É fato que lidar com o desconhecido é algo que na maioria das vezes apavora, porém, está escrito na trajetória desses povos o constante convívio com situações inusitadas, que sempre exigiram atenção, disciplina e adoção de comportamento que muitas vezes foram decisivas no processo de sobrevivência. Hoje, a situação é complexa, cheia de contravenções. Existem atuações contraditórias entre os próprios governantes, que desarticula e induz processos sociais que vão no sentido contrário as medidas de proteção que o povo deve praticar. Talvez tal ação faça parte de um processo perverso, que tenha o objetivo de extermínio da massa pobre, pois são esses que tem mais dificuldade de acesso aos serviços públicos, em uma situação denominada de “normal”, imagine em um momento de pandemia no qual estamos vivendo. Mais de cem mil pessoas morrendo, dentro desses números, muitos indígenas inseridos. Muitos não tiveram direito sequer a lutar em um leito de UTI, que teve sua luta encerrada sem acesso as todas as possibilidades de tratamento.

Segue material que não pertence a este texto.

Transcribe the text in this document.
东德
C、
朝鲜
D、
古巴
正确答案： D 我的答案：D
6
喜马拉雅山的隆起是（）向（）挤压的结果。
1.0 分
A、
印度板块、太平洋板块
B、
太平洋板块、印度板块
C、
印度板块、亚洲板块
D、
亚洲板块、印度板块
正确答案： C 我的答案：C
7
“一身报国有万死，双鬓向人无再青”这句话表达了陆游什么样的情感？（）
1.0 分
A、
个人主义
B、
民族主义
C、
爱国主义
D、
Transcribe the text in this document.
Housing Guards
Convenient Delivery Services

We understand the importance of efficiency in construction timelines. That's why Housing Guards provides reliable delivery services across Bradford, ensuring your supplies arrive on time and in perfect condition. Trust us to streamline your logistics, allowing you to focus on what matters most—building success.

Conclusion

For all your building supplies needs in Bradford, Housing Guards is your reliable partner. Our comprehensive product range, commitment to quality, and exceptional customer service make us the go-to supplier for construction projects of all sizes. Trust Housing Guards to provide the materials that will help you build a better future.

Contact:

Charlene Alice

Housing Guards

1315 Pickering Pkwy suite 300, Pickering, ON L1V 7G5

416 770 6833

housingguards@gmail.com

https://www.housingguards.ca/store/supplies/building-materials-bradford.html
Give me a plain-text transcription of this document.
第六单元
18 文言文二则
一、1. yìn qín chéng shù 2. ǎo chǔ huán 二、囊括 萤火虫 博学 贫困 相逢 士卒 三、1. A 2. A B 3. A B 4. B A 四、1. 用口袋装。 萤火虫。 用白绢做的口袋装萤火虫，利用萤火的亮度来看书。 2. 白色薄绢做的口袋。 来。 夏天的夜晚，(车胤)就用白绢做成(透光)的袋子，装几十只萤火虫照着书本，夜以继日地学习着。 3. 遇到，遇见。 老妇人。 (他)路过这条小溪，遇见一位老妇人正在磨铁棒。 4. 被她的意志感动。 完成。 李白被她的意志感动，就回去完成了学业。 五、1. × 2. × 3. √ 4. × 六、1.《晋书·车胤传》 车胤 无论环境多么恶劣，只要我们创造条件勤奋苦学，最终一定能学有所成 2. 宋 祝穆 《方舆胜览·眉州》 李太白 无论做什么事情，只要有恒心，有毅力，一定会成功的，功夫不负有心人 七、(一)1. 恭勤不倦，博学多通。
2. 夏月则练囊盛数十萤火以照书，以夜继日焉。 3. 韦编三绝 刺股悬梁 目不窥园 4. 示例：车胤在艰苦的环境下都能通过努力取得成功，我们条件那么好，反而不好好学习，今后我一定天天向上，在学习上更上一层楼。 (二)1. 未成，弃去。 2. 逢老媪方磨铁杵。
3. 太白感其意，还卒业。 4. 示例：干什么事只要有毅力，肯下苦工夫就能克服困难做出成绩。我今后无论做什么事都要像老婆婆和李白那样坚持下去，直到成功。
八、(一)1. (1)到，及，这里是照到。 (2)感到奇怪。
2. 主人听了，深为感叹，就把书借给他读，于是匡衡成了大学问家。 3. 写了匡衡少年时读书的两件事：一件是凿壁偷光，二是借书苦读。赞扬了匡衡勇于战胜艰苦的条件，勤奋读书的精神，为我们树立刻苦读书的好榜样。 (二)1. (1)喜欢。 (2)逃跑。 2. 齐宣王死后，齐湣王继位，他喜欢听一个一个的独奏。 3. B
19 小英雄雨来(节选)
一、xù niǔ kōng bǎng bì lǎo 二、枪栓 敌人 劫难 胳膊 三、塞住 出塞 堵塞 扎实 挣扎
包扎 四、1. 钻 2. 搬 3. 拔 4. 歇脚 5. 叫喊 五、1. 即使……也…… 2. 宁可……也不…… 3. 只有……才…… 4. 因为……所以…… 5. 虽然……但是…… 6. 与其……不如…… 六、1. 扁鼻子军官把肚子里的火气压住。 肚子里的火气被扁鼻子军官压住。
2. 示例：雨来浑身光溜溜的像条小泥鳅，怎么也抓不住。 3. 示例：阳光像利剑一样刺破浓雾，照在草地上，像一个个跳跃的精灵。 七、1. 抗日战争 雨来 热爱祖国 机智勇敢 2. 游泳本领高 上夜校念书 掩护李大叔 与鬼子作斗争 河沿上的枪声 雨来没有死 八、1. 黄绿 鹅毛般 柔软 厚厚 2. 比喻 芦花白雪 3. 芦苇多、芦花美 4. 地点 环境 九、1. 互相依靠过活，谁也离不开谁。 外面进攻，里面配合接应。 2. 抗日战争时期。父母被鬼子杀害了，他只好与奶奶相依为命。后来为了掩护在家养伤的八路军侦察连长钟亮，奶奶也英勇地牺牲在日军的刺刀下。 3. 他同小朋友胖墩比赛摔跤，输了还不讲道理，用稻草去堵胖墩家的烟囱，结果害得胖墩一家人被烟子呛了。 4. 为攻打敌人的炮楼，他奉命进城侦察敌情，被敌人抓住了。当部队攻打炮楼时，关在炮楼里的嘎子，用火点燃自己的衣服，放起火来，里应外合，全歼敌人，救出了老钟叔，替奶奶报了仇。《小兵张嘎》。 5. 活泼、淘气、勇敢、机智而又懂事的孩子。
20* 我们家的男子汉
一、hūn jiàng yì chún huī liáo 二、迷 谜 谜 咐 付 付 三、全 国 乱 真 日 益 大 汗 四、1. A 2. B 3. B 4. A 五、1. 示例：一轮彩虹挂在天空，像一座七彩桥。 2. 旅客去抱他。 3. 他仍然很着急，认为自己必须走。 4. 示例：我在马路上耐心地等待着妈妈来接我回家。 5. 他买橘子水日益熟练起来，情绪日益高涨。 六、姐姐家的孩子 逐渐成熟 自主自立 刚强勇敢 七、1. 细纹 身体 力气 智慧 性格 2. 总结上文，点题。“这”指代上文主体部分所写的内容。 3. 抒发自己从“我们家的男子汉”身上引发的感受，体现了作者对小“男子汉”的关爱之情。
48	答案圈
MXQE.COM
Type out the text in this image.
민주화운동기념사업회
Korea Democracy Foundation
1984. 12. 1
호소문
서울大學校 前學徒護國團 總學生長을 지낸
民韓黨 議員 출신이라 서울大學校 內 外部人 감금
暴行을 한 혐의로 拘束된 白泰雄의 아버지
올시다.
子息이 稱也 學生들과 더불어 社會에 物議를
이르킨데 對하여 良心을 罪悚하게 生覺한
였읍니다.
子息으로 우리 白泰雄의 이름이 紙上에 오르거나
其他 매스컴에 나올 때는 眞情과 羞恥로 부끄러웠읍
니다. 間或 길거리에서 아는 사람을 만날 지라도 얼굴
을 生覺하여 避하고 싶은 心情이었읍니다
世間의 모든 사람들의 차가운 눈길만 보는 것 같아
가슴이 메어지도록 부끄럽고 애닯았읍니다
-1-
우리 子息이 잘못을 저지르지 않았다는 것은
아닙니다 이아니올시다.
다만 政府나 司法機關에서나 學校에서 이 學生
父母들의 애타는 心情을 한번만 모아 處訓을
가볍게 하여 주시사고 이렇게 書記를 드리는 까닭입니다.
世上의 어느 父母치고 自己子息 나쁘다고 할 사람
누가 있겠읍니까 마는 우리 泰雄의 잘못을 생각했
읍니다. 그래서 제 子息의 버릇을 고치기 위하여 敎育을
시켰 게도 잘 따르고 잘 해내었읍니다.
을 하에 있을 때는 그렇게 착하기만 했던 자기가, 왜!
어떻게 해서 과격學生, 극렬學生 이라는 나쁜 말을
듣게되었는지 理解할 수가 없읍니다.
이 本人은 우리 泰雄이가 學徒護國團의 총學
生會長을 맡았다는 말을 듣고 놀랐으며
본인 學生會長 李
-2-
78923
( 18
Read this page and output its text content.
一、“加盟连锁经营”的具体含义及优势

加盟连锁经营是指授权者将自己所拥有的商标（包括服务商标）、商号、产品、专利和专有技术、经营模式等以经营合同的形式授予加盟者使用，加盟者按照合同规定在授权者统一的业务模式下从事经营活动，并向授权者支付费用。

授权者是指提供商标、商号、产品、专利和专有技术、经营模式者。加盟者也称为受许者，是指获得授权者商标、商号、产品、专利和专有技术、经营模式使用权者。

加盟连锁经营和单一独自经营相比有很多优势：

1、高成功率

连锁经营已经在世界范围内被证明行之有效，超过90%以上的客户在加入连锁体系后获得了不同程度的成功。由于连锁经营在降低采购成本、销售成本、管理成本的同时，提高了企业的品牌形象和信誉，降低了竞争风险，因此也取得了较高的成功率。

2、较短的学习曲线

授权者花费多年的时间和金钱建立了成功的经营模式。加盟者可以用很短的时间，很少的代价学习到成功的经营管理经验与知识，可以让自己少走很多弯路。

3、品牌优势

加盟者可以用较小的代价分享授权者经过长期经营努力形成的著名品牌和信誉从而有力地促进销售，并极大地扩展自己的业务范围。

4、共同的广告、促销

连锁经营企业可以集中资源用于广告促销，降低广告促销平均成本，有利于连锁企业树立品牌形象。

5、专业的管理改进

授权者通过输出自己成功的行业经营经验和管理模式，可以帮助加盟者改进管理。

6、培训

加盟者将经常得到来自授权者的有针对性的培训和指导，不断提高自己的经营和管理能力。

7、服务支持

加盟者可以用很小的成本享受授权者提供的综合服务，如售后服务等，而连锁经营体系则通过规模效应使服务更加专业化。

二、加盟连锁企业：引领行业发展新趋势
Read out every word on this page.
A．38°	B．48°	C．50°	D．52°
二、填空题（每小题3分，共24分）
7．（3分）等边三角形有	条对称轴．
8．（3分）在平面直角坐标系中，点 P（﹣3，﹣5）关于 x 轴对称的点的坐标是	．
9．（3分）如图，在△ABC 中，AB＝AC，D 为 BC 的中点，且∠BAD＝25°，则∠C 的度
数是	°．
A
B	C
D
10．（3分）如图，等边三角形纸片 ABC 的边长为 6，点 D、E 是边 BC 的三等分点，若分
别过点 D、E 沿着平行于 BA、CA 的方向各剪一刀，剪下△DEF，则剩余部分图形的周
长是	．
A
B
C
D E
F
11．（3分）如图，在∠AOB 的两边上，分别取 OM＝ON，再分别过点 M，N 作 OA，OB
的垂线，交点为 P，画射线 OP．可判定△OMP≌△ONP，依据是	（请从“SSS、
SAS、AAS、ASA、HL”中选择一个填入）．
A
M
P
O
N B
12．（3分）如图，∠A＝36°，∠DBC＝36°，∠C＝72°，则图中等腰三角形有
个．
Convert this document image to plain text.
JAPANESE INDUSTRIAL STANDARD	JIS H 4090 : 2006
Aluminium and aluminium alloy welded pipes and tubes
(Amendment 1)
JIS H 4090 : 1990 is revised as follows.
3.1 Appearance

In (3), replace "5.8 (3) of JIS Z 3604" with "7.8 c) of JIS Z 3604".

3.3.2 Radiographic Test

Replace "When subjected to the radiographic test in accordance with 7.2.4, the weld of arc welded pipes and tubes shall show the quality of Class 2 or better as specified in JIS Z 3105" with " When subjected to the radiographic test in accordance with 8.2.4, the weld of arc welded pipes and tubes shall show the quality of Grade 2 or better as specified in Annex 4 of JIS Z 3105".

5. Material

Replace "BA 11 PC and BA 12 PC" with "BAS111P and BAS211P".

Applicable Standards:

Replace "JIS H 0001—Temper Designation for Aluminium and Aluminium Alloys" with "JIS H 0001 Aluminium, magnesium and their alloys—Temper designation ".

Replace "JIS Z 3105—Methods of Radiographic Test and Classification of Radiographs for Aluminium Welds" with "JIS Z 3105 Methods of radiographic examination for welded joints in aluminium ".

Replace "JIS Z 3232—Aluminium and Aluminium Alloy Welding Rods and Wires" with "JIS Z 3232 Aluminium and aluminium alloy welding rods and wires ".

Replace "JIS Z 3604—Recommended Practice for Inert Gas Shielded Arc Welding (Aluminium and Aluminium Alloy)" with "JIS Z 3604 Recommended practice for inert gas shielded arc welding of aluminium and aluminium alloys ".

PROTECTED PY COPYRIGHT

Não tem sido dias fáceis, nem para a população, nem tampouco para os profissionais de saúde, que vivem entre a “cruz e a espada”. São muitas mudanças que o momento exige. A cada dia, tem sido colocados novos testes de sobrevivência, e o que serve de motivação é a esperança de que dias melhores virão; que cada um vai transitar livremente por seu território sem ameaças, sem sustos, sem o fantasma dessa doença que tem perseguido e tem feito muitos guerreiros e guerreiras tombarem – inesperadamente – acelerando o curso natural da vida, que é o bem mais precioso que cada ser humano carrega.